Opposed to the first question, the second question on the kind of scenario which we face in real applications is truly empirical in nature. There is no way that we could think up all the conditions of real applications. Here, field studies are required which tell us about typical features of applications. This is a particularly difficult type of research, as again, we lack largely the suitable concepts to describe our findings. We often don't know whether two application domains are similar in important respects or not. I.e. we don't know whether they can be handled by the same technique which we have in mind.
The lack of understanding the differences and commonalities of application domains can be blamed for many of the disappointments in AI. The typical experience of finding substantial problems when we try to scale-up a technique which was successful in a toy-domain demonstrates that we do not know enough about the differences between the toy-domain and the larger domain.

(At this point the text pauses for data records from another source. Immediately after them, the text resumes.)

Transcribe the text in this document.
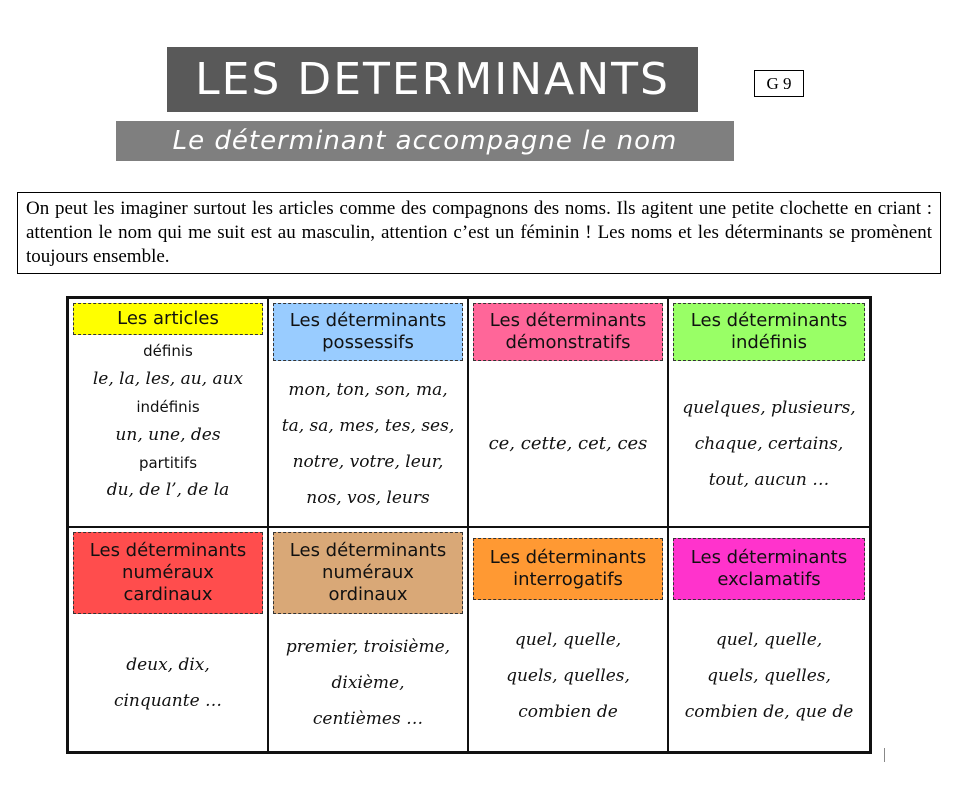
LES DETERMINANTS	G 9
Le déterminant accompagne le nom
On peut les imaginer surtout les articles comme des compagnons des noms. Ils agitent une petite clochette en criant : attention le nom qui me suit est au masculin, attention c’est un féminin ! Les noms et les déterminants se promènent toujours ensemble.
Les articles
définis
le, la, les, au, aux
indéfinis
un, une, des
partitifs
du, de l’, de la
Les déterminants
possessifs
mon, ton, son, ma,
ta, sa, mes, tes, ses,
notre, votre, leur,
nos, vos, leurs
Les déterminants
démonstratifs
ce, cette, cet, ces
Les déterminants
indéfinis
quelques, plusieurs,
chaque, certains,
tout, aucun …
Les déterminants
numéraux
cardinaux
deux, dix,
cinquante …
Les déterminants
numéraux
ordinaux
premier, troisième,
dixième,
centièmes …
Les déterminants
interrogatifs
quel, quelle,
quels, quelles,
combien de
Les déterminants
exclamatifs
quel, quelle,
quels, quelles,
combien de, que de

It may be a misconception after all to believe that the toy-domain is somehow representative for a large class of domains.
To alleviate this situation, we need to better understand our application domains. This understanding has to rely on empirical studies but must also concentrate on the development of new and more suitable concepts to describe the findings.
Finally, the third question addresses the psychology of the application developer. This question resembles to an extent the questions in software engineering about the suitability of programming languages etc. It requires us to study the human psychology in regard to the task the application developer has to do. This seems to be very difficult as it is very expensive to have a sensible number of controlled studies of how system developers would cope with a certain technique. Furthermore, there is continuous change in the nature of the applications to be developed. As a consequence, we cannot be sure how reliable findings from previous studies are. Can they safely be carried over to new application domains? Maybe certain aspects of the new domains are more difficult to articulate or to understand in the first place. This may result in unexpectedly poor performance with a technique, e.g. a certain programming language, which worked fine before. For example the development of graphical user interfaces would indeed by difficult to do in COBOL or Pascal.
After having posed so many questions, let us now turn to the papers of this workshop. The workshop brings experiences and views from a variety of angles together, which will hopefully advance our understanding of how to do better research in AI: to better understand how and where to do empirical studies.